My kids are 20, 18 and 16, and of course when we started they were 7 years younger. Looking back, I’m not quite sure how I did it as a single parent — and they were in 3 different schools. They all work there now. My son just graduated high school and works there full-time. He’ll probably eventually own his own business, maybe a Camp Bow Wow. My oldest daughter was 14 going on 35 when we started answering phones and everything. She’s going to school full-time and works 30 hours a week at Camp, three 10-hour days. Customers really appreciate the family aspect of it. Several of our key staffers have been there from the beginning.
What makes it fun? With Camp I don’t feel like I work at all because I love it. I don’t think you can put words to it. I literally walk into it and there’s 99 dogs and it’s loud and I just love it. I got married just about a year ago and now I have six kids and I come here to relax. I’m a perfectionist and Type A, and it’s controlled chaos. I can go in there and play with the dogs if I want to.
Knowing what you know now, if you were just starting out again, would you still become a Camp Bow Wow franchise owner? Absolutely. It’s a tremendous model; that’s why I did it in the first place. Corporate overall does a great job, and it really is a terrific model.
How do you feel about the direction of the brand? I think it’s too good a model to fail. It’s a tremendous opportunity. I think they’re doing all the right things. It’s still new and growing, and it feels like a new brand. I do my thing, I run it by the book, and it fits my personality perfectly.
What is the genius of this brand, when you strip everything away? The focus is on the dogs, dividing them by size, and making sure the Counselors have a little more training, like our Behavior Buddies trainers. Customers love the webcams; I love the accountability. I think our genius is the way we take care of the dogs during the day, and let them enjoy supervised play and be dogs, and invite the overnight boarding dogs to be part of that, too. The size of the facility is important, too. You have to build it big enough to make money; some people open these tiny places.
How does HQ help you? What are some of the most valuable things they do to support you? The website and the brand awareness is big. I like the people there. I think overall they’re accessible. If I need them, they’re there. If I ever had an issue, I know I could go to them.
How important is previous industry experience? It’s not. I love the fact that I’ve never boarded a dog and I opened a boarding facility. I can tell that to a customer, when they’re so nervous about leaving their dog with us and I can tell them how I feel. I get it, and they know that.
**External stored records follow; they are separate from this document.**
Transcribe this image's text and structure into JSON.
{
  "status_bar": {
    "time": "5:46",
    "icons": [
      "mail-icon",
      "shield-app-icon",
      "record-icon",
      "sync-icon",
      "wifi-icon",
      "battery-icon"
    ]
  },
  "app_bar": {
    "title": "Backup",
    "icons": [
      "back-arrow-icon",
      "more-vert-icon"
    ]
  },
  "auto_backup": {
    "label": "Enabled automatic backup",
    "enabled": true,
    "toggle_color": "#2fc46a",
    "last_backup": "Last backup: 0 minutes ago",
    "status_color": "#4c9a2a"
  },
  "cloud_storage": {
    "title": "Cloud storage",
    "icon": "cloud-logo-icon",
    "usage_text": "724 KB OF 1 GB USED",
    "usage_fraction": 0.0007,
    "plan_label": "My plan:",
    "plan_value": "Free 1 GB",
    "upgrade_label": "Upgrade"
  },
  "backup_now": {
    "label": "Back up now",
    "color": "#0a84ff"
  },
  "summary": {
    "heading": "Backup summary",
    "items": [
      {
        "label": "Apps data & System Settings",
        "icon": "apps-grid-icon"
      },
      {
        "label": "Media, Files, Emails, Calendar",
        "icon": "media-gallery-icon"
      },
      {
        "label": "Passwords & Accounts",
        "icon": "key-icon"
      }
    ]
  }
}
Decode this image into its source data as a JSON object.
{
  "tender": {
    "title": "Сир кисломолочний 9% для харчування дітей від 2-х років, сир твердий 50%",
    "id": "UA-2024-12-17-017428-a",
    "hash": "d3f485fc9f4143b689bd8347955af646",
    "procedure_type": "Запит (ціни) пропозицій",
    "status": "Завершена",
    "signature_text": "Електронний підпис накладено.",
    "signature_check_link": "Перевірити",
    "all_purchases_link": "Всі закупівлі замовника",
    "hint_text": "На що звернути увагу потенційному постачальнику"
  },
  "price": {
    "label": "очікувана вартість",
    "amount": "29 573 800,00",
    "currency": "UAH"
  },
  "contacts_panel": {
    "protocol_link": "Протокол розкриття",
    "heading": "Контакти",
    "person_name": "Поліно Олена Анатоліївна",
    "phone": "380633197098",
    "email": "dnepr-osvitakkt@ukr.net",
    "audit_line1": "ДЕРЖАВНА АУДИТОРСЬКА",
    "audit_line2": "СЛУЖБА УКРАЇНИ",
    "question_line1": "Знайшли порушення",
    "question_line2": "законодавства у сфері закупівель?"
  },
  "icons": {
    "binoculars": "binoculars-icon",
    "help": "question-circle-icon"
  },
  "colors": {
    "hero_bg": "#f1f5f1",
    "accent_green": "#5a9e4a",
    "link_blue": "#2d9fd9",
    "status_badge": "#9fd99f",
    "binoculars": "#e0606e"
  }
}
What does your typical day look like? I’m up at 5, 5:15. I walk the dogs, get the kids out the door, get over to Camp around 8, 8:30, 9. I might go a whole week and work from home and just pop into Camp. An average work week from home would be doing my daily routine stuff in the morning and checking in with iPhones and iPads. All the reservations come to me and I can manage that. My husband and kids know I’m always working. I’m not usually there at the Camp past 2 or 3 o’clock. If I have a new staff member, I’ll go in later and work until 6 or 7. My office overlooks the play yard and I can watch the dogs. My primary job is to keep it tight.
Are you meeting your goals for your business? I think I’ve met my business goals by Day 1 because I love what I do. It’s been a blast and a tremendous opportunity. We’re not carrying a lot of overhead. The business has value if I went to sell it today.
Why are you necessary as a brand? When we’re full around holidays, it’s a running joke: If you’re worried about your dogs, you come here. If you don’t care, by all means, go somewhere else. People in this community do notice the dogs are happy and they’re not stressed. There’s a lot of people who remember me from when I ran things with the kids in school; I was the football mom, and no parent missed anything because I’m type A. So people knew how I would run a business. It’s going to be run well.